In the wheelchair division, Tatyana McFadden earned her second consecutive Peachtree title, with a time of 24:46. Familiar with the course, McFadden played to her strengths during the uphill stretches of the course to edge ahead of her competition.
“I needed to make sure that I got my focus for the uphill, because that’s where my strengths are,” McFadden said. “I’m not a coaster like some of the other girls are.”
Early in the race, the runners at the head of the pack posted incredible times at the two-mile split. But that pace began to slow as the race continued on. Still, first-place finisher Sammy Kitwara noticed a particular racing pattern among the top runners.

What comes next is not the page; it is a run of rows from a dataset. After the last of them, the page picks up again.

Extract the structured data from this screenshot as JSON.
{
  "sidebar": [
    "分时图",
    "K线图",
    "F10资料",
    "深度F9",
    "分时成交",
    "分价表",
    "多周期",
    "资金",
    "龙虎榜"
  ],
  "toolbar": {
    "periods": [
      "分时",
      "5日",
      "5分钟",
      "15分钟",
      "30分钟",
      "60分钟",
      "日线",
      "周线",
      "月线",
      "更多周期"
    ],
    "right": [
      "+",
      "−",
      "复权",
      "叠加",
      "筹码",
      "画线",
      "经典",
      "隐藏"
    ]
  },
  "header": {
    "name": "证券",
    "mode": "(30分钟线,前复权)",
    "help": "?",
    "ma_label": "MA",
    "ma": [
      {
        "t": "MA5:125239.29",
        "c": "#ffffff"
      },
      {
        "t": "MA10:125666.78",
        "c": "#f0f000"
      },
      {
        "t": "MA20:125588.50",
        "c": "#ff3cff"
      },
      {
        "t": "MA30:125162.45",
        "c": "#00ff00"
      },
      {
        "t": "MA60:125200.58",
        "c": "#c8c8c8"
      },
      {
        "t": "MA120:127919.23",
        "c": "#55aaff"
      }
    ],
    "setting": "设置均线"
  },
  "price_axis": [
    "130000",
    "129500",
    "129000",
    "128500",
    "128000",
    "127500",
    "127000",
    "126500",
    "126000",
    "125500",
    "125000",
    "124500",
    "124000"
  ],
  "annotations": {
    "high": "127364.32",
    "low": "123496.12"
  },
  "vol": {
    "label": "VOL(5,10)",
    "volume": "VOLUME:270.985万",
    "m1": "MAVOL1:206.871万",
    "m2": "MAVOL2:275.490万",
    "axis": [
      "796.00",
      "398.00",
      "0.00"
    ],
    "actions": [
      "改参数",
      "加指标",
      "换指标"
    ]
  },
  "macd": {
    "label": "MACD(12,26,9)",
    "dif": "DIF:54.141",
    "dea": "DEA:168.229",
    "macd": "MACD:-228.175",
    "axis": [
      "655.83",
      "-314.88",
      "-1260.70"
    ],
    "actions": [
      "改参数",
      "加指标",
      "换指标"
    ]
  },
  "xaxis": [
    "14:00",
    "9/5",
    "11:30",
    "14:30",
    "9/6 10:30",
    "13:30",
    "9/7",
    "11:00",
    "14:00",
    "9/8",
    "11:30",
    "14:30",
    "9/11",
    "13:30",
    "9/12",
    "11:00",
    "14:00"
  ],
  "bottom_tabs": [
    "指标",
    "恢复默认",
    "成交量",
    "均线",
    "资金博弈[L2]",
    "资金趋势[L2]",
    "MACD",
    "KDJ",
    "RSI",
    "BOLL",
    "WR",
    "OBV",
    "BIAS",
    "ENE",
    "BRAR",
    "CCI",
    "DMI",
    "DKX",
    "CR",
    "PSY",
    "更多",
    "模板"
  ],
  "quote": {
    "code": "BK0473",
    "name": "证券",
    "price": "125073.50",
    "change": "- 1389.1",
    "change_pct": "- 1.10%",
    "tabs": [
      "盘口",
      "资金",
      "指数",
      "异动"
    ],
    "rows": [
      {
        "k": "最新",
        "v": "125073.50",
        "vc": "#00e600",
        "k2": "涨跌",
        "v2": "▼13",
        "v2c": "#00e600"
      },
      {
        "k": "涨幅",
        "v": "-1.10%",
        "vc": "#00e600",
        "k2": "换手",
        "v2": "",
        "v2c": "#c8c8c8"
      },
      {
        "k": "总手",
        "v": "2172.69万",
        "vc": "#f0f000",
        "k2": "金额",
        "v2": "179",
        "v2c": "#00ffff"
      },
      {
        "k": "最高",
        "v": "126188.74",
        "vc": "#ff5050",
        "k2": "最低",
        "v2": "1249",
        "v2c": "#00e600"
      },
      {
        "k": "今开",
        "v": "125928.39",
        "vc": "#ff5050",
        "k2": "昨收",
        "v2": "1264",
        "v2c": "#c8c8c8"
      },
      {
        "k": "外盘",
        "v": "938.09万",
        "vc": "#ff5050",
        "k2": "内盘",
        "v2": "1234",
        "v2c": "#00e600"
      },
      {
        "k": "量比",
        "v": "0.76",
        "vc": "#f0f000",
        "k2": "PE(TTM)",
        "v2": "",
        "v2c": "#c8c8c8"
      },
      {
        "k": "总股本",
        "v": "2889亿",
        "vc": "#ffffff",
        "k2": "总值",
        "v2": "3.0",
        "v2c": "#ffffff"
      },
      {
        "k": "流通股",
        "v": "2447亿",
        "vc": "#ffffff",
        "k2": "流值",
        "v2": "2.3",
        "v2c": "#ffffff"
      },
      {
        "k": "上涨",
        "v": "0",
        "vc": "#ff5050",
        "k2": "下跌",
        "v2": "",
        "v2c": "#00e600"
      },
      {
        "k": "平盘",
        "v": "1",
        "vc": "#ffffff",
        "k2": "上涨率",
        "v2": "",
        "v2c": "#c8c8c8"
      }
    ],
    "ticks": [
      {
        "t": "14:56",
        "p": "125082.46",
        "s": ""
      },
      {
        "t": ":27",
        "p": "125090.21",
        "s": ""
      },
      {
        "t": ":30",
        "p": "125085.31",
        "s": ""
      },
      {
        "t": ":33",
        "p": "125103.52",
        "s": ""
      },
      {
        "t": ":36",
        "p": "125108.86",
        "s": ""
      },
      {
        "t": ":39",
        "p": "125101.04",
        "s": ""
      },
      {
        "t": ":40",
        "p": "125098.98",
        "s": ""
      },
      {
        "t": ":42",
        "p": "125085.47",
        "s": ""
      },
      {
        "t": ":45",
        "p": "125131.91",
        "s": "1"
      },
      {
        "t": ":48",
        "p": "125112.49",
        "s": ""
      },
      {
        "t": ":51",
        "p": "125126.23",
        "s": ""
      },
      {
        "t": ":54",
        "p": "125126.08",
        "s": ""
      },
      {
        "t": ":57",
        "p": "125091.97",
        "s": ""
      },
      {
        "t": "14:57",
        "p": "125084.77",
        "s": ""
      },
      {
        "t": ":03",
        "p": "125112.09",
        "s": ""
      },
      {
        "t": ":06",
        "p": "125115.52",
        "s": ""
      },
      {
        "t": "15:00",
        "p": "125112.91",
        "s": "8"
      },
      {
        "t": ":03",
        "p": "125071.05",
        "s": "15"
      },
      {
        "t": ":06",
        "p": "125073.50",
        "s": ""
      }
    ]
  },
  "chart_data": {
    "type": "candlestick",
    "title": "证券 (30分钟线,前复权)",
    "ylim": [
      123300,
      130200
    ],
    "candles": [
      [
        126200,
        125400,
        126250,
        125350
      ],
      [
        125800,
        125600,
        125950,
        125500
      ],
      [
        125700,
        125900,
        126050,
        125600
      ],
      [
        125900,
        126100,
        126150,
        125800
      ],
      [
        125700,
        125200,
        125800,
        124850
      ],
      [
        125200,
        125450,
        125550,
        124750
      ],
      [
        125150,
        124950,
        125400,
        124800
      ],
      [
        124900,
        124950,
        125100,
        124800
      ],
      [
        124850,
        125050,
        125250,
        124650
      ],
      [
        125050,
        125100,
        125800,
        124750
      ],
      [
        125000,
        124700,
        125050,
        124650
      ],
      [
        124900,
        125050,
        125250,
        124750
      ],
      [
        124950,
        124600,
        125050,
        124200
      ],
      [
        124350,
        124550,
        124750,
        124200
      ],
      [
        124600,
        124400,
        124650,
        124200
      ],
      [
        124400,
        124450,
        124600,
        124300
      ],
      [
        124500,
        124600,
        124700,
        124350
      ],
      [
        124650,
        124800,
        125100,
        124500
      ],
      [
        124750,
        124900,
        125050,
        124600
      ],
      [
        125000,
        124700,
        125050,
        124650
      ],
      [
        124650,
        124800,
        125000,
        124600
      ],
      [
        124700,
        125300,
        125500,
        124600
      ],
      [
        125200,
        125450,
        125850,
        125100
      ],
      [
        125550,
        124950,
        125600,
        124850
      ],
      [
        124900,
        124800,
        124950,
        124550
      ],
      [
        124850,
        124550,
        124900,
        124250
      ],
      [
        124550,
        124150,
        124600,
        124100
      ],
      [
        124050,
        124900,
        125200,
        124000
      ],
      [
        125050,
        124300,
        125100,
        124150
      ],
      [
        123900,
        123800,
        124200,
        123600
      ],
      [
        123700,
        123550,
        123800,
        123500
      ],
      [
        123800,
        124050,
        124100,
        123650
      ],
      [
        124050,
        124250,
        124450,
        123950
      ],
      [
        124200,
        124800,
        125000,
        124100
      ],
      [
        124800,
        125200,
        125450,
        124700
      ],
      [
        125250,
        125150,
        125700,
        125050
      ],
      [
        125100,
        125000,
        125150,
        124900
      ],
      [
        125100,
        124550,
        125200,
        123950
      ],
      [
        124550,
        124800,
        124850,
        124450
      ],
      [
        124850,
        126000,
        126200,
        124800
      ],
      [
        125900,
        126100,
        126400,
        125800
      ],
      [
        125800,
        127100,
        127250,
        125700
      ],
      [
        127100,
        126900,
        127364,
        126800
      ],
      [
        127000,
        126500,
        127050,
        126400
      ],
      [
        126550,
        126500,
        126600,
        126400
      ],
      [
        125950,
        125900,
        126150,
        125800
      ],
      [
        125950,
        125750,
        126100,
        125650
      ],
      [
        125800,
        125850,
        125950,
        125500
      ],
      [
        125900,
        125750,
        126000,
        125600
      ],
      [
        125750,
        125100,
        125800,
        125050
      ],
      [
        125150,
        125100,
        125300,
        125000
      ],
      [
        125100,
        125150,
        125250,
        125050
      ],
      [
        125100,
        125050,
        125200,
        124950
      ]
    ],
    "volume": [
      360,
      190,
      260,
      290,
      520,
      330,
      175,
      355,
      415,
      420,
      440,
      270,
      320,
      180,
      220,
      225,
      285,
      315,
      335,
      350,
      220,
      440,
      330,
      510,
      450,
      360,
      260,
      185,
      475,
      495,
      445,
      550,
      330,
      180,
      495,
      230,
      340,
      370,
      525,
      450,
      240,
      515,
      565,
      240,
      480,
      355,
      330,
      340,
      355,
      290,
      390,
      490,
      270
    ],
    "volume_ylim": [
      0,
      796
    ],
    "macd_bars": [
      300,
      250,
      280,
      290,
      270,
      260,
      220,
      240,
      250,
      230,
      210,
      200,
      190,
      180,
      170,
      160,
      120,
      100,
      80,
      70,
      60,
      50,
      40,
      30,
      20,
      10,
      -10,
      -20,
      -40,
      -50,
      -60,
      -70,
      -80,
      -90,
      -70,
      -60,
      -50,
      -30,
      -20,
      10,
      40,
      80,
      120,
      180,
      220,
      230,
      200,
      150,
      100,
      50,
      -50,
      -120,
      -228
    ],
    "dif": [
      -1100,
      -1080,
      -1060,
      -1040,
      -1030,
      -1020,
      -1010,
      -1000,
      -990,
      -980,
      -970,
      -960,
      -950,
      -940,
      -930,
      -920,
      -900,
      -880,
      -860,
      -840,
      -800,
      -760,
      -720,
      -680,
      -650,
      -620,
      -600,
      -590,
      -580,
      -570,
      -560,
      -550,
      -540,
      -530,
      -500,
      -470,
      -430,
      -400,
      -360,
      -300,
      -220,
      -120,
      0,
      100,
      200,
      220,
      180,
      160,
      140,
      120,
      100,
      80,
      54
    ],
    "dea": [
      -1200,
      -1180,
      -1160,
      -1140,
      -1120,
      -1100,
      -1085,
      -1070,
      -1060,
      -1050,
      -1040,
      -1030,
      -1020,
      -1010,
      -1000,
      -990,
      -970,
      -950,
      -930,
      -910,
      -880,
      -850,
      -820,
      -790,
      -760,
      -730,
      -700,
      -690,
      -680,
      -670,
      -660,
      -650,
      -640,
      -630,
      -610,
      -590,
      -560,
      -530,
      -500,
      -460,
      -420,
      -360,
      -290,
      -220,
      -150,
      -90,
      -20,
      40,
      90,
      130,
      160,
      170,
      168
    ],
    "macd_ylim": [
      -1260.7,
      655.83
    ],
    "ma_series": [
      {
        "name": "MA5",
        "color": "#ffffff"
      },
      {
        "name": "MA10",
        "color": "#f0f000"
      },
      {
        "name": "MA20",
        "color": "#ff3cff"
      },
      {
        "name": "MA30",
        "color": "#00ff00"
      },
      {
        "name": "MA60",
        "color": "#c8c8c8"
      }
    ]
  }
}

For much of the 6.2-mile race, the top male elite runners ran in a tight pack, a style that suited Kitwara’s running.
“In Kenya, you have to train in packs together,” Kitwara said of his running days in Africa. “When someone goes fast, you go faster with them and adjust.”
In the end, the course remains one of the many elements that make the Peachtree a road race a memorable experience.
“It was a great course, phenomenal,” top American runner Ben True said.